All of these limitations converge toward a single conclusion. AI has accelerated parts of development, but the process of turning software into a “finished state” still remains largely human-centered. Therefore, there is no need to overestimate AI, nor to underestimate it. What matters is understanding exactly where its influence reaches, and where it stops. With that understanding, we can now return to the broader discussion and bring the argument to its conclusion.
Conclusion — AI Did Not Increase Software
Let us return to the beginning. AI is said to have significantly improved developer productivity, and many developers genuinely feel that change. At the same time, we have observed that expected changes do not appear in metrics such as PyPI. These two facts initially seemed contradictory, but through our discussion, it has become clear that they are not in conflict. Instead, they describe phenomena occurring at different layers.
AI has indeed enabled the creation of more software. However, that software does not appear in the forms we traditionally measure. It is not packaged for distribution, not submitted to app stores, and not integrated into public ecosystems. Instead, it is generated and consumed within personal workflows, internal systems, and one-time problem-solving processes. In this sense, AI has not increased the “quantity” of software so much as it has changed the “way” software exists.

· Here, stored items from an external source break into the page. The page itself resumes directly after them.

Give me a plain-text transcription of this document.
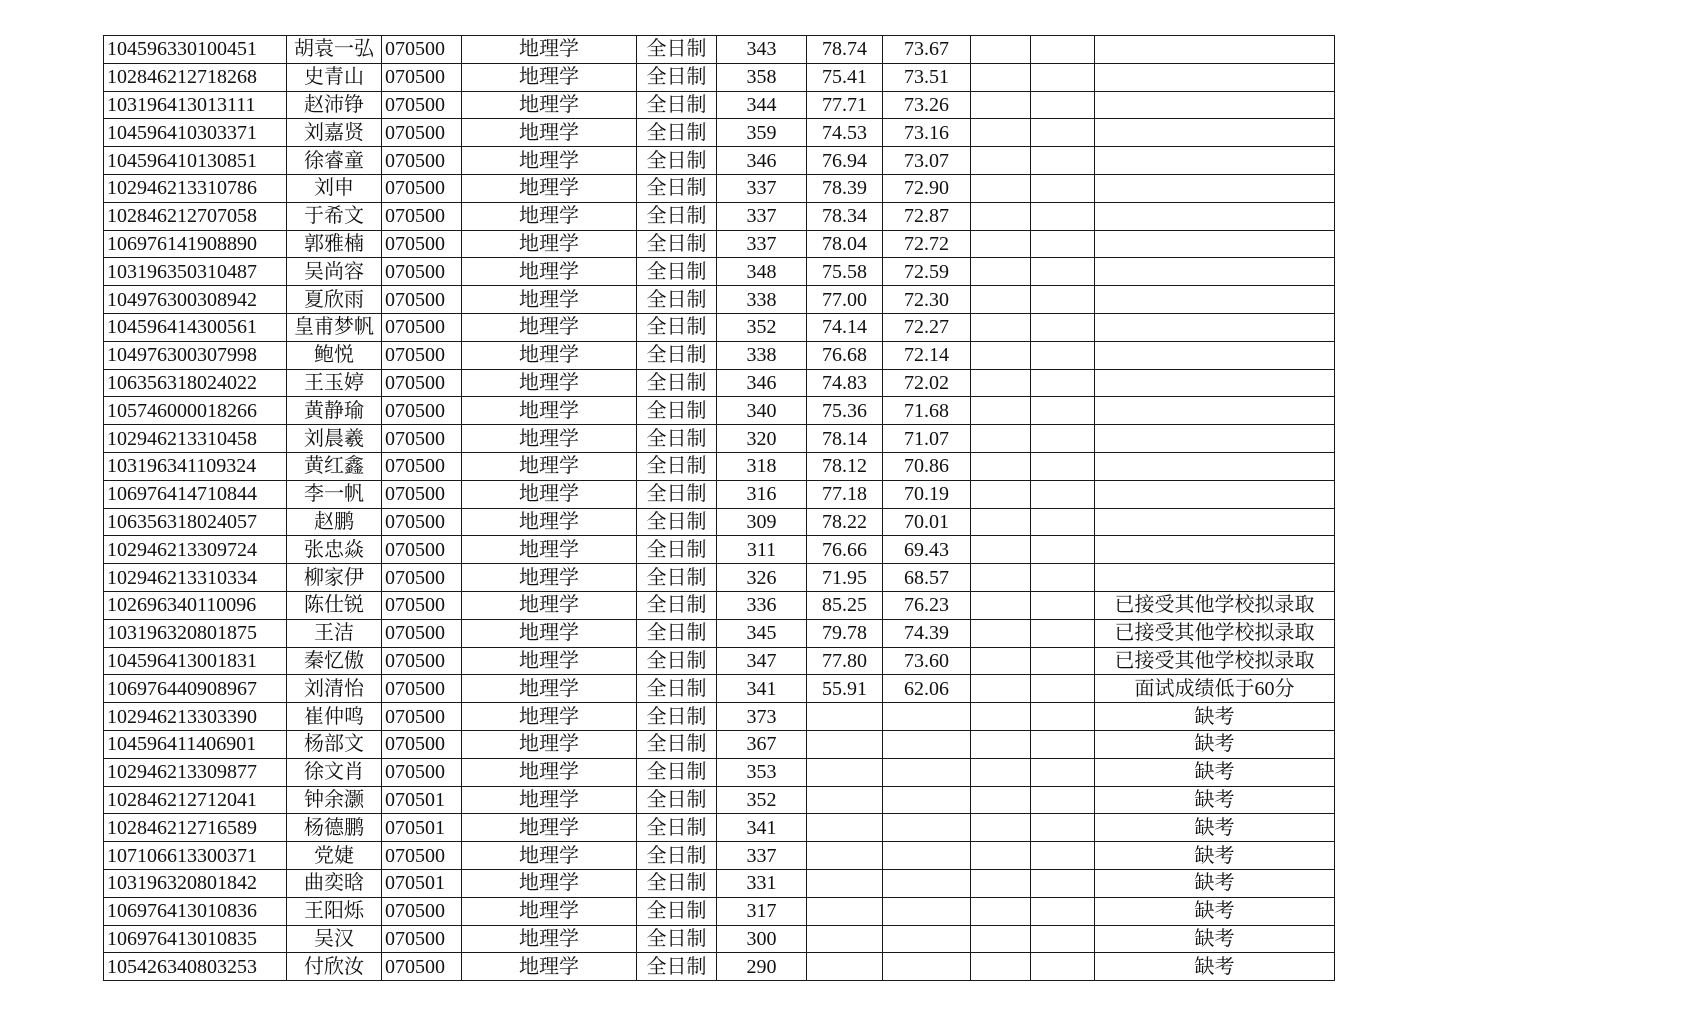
104596330100451	胡袁一弘	070500	地理学	全日制	343	78.74	73.67			
102846212718268	史青山	070500	地理学	全日制	358	75.41	73.51			
103196413013111	赵沛铮	070500	地理学	全日制	344	77.71	73.26			
104596410303371	刘嘉贤	070500	地理学	全日制	359	74.53	73.16			
104596410130851	徐睿童	070500	地理学	全日制	346	76.94	73.07			
102946213310786	刘申	070500	地理学	全日制	337	78.39	72.90			
102846212707058	于希文	070500	地理学	全日制	337	78.34	72.87			
106976141908890	郭雅楠	070500	地理学	全日制	337	78.04	72.72			
103196350310487	吴尚容	070500	地理学	全日制	348	75.58	72.59			
104976300308942	夏欣雨	070500	地理学	全日制	338	77.00	72.30			
104596414300561	皇甫梦帆	070500	地理学	全日制	352	74.14	72.27			
104976300307998	鲍悦	070500	地理学	全日制	338	76.68	72.14			
106356318024022	王玉婷	070500	地理学	全日制	346	74.83	72.02			
105746000018266	黄静瑜	070500	地理学	全日制	340	75.36	71.68			
102946213310458	刘晨羲	070500	地理学	全日制	320	78.14	71.07			
103196341109324	黄红鑫	070500	地理学	全日制	318	78.12	70.86			
106976414710844	李一帆	070500	地理学	全日制	316	77.18	70.19			
106356318024057	赵鹏	070500	地理学	全日制	309	78.22	70.01			
102946213309724	张忠焱	070500	地理学	全日制	311	76.66	69.43			
102946213310334	柳家伊	070500	地理学	全日制	326	71.95	68.57			
102696340110096	陈仕锐	070500	地理学	全日制	336	85.25	76.23			已接受其他学校拟录取
103196320801875	王洁	070500	地理学	全日制	345	79.78	74.39			已接受其他学校拟录取
104596413001831	秦忆傲	070500	地理学	全日制	347	77.80	73.60			已接受其他学校拟录取
106976440908967	刘清怡	070500	地理学	全日制	341	55.91	62.06			面试成绩低于60分
102946213303390	崔仲鸣	070500	地理学	全日制	373					缺考
104596411406901	杨部文	070500	地理学	全日制	367					缺考
102946213309877	徐文肖	070500	地理学	全日制	353					缺考
102846212712041	钟余灏	070501	地理学	全日制	352					缺考
102846212716589	杨德鹏	070501	地理学	全日制	341					缺考
107106613300371	党婕	070500	地理学	全日制	337					缺考
103196320801842	曲奕晗	070501	地理学	全日制	331					缺考
106976413010836	王阳烁	070500	地理学	全日制	317					缺考
106976413010835	吴汉	070500	地理学	全日制	300					缺考
105426340803253	付欣汝	070500	地理学	全日制	290					缺考
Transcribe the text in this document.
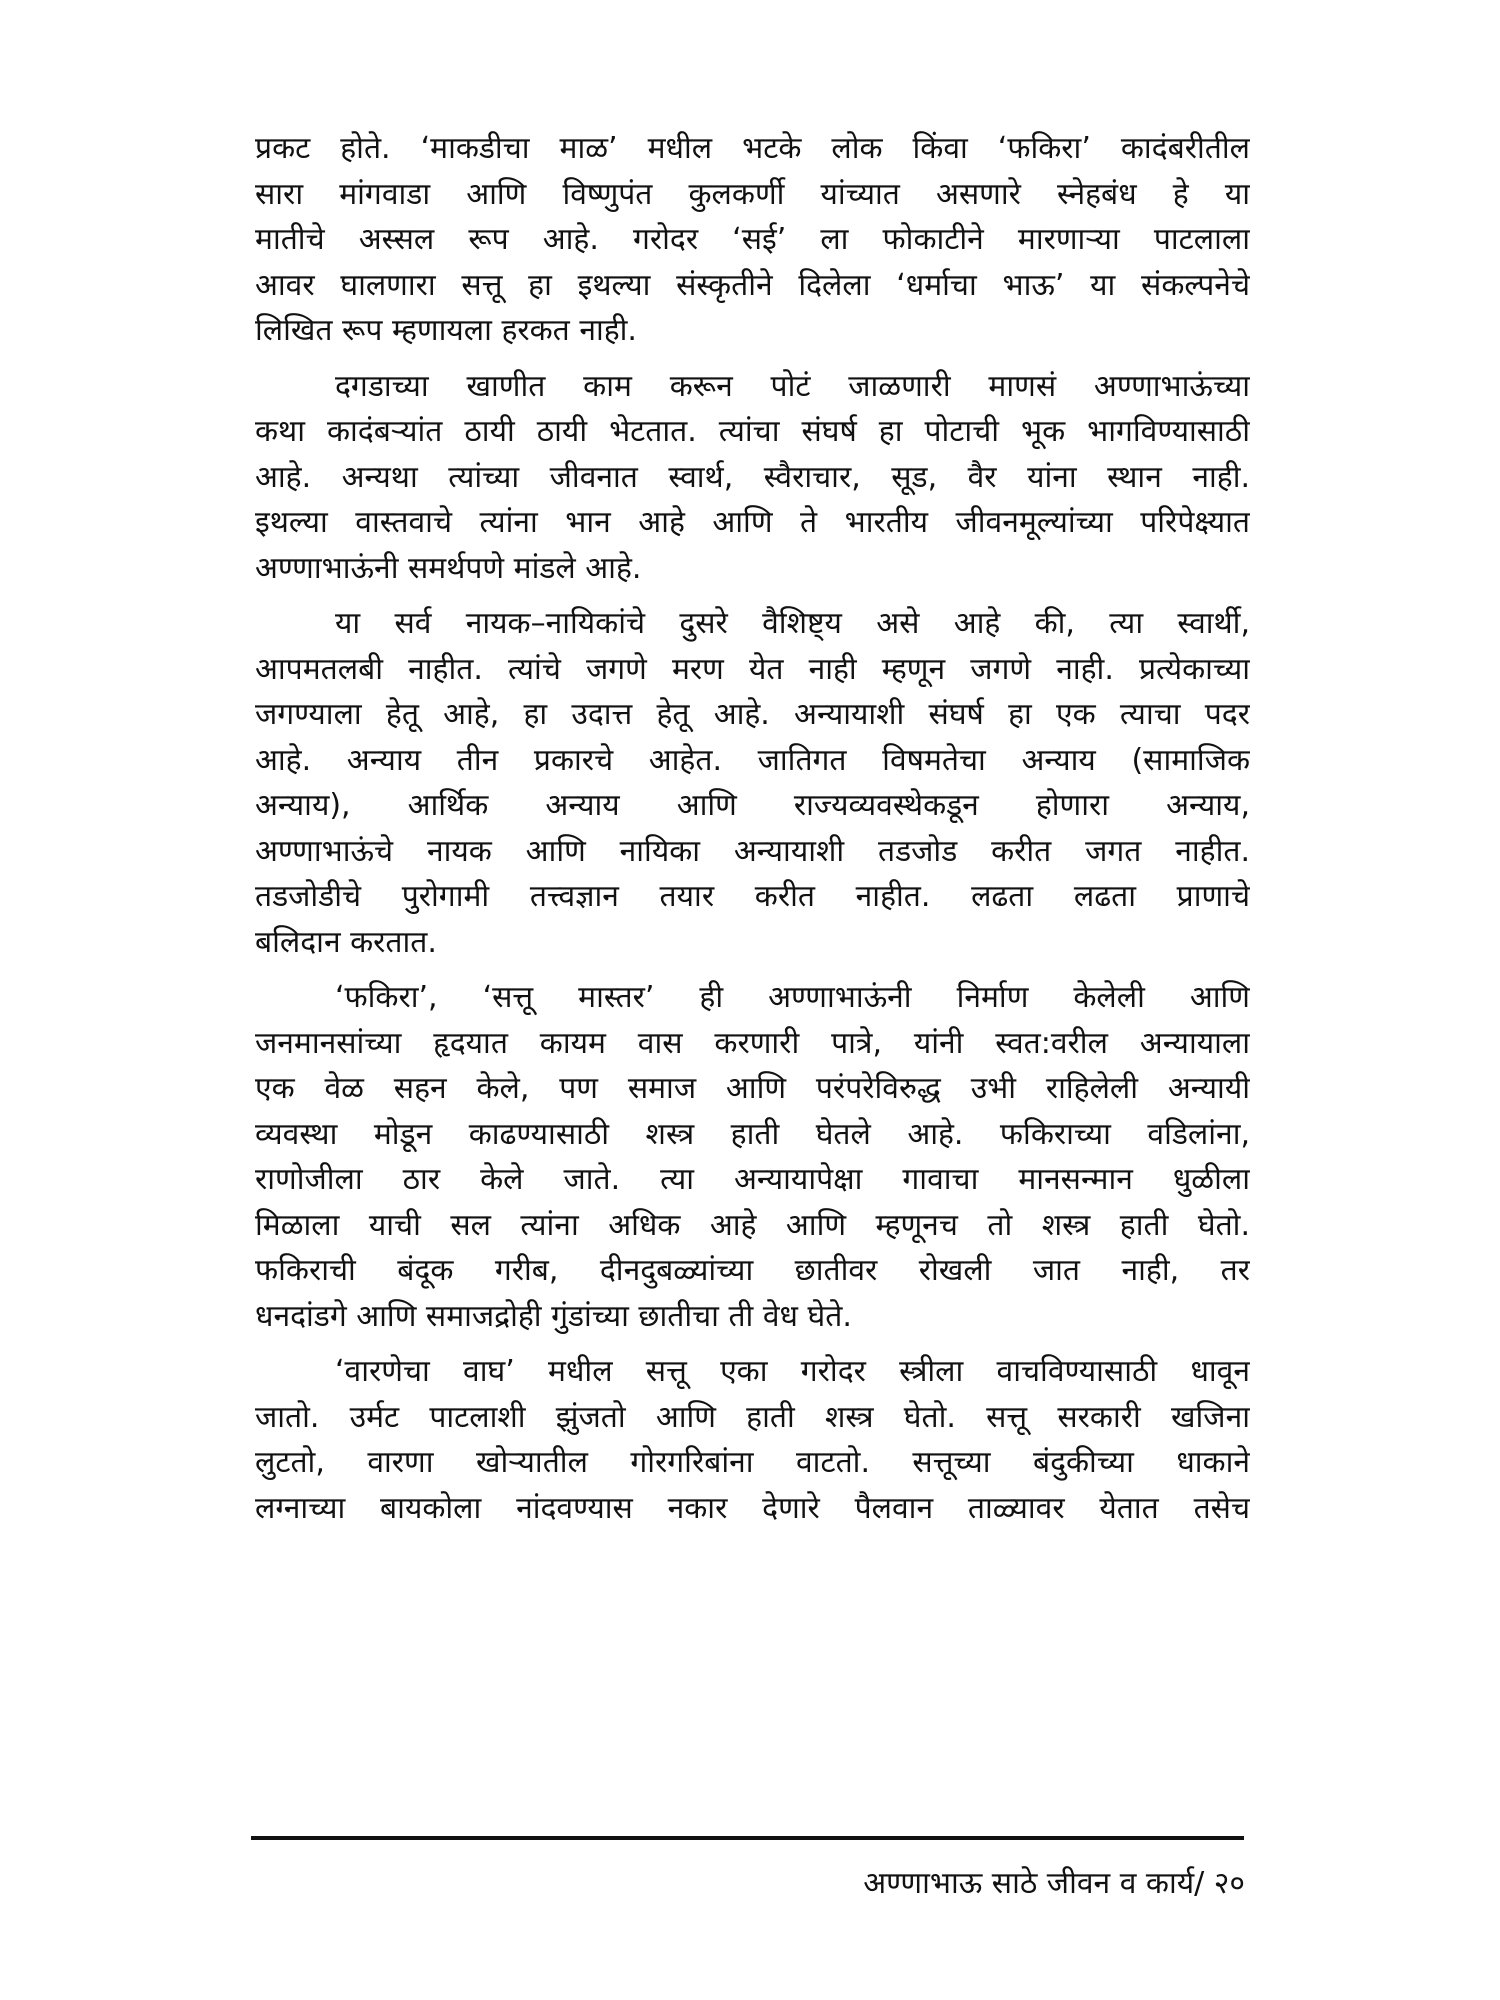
प्रकट होते. ‘माकडीचा माळ’ मधील भटके लोक किंवा ‘फकिरा’ कादंबरीतील
सारा मांगवाडा आणि विष्णुपंत कुलकर्णी यांच्यात असणारे स्नेहबंध हे या
मातीचे अस्सल रूप आहे. गरोदर ‘सई’ ला फोकाटीने मारणाऱ्या पाटलाला
आवर घालणारा सत्तू हा इथल्या संस्कृतीने दिलेला ‘धर्माचा भाऊ’ या संकल्पनेचे
लिखित रूप म्हणायला हरकत नाही.
दगडाच्या खाणीत काम करून पोटं जाळणारी माणसं अण्णाभाऊंच्या
कथा कादंबऱ्यांत ठायी ठायी भेटतात. त्यांचा संघर्ष हा पोटाची भूक भागविण्यासाठी
आहे. अन्यथा त्यांच्या जीवनात स्वार्थ, स्वैराचार, सूड, वैर यांना स्थान नाही.
इथल्या वास्तवाचे त्यांना भान आहे आणि ते भारतीय जीवनमूल्यांच्या परिपेक्ष्यात
अण्णाभाऊंनी समर्थपणे मांडले आहे.
या सर्व नायक–नायिकांचे दुसरे वैशिष्ट्य असे आहे की, त्या स्वार्थी,
आपमतलबी नाहीत. त्यांचे जगणे मरण येत नाही म्हणून जगणे नाही. प्रत्येकाच्या
जगण्याला हेतू आहे, हा उदात्त हेतू आहे. अन्यायाशी संघर्ष हा एक त्याचा पदर
आहे. अन्याय तीन प्रकारचे आहेत. जातिगत विषमतेचा अन्याय (सामाजिक
अन्याय), आर्थिक अन्याय आणि राज्यव्यवस्थेकडून होणारा अन्याय,
अण्णाभाऊंचे नायक आणि नायिका अन्यायाशी तडजोड करीत जगत नाहीत.
तडजोडीचे पुरोगामी तत्त्वज्ञान तयार करीत नाहीत. लढता लढता प्राणाचे
बलिदान करतात.
‘फकिरा’, ‘सत्तू मास्तर’ ही अण्णाभाऊंनी निर्माण केलेली आणि
जनमानसांच्या हृदयात कायम वास करणारी पात्रे, यांनी स्वत:वरील अन्यायाला
एक वेळ सहन केले, पण समाज आणि परंपरेविरुद्ध उभी राहिलेली अन्यायी
व्यवस्था मोडून काढण्यासाठी शस्त्र हाती घेतले आहे. फकिराच्या वडिलांना,
राणोजीला ठार केले जाते. त्या अन्यायापेक्षा गावाचा मानसन्मान धुळीला
मिळाला याची सल त्यांना अधिक आहे आणि म्हणूनच तो शस्त्र हाती घेतो.
फकिराची बंदूक गरीब, दीनदुबळ्यांच्या छातीवर रोखली जात नाही, तर
धनदांडगे आणि समाजद्रोही गुंडांच्या छातीचा ती वेध घेते.
‘वारणेचा वाघ’ मधील सत्तू एका गरोदर स्त्रीला वाचविण्यासाठी धावून
जातो. उर्मट पाटलाशी झुंजतो आणि हाती शस्त्र घेतो. सत्तू सरकारी खजिना
लुटतो, वारणा खोऱ्यातील गोरगरिबांना वाटतो. सत्तूच्या बंदुकीच्या धाकाने
लग्नाच्या बायकोला नांदवण्यास नकार देणारे पैलवान ताळ्यावर येतात तसेच
अण्णाभाऊ साठे जीवन व कार्य/ २०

This shift forces us to reconsider how we define and observe software itself. In the past, publicly shared and reusable code formed the core of the ecosystem. Now, personalized and immediately generated code has taken on a significant role. These two domains do not compete; they coexist with different purposes. And AI is dramatically expanding the latter. Without recognizing this, we remain trapped in the question of “why no change is visible.”
Ultimately, the core message of this article is straightforward. AI did not increase software. Instead, it dramatically increased software that never becomes visible to the world. This statement may seem counterintuitive, but it provides the most accurate explanation of the observations we have examined. It also points toward a direction for the future. We can no longer rely solely on visible outputs to understand change. Instead, we must learn to recognize and interpret what is happening in the invisible layers.
At this point, the original question returns in a new form. In the age of AI, what should we build, and where should it exist? The answer is not yet fully defined, but one thing is clear. Software is still increasing. It is simply that our way of seeing it has not yet caught up.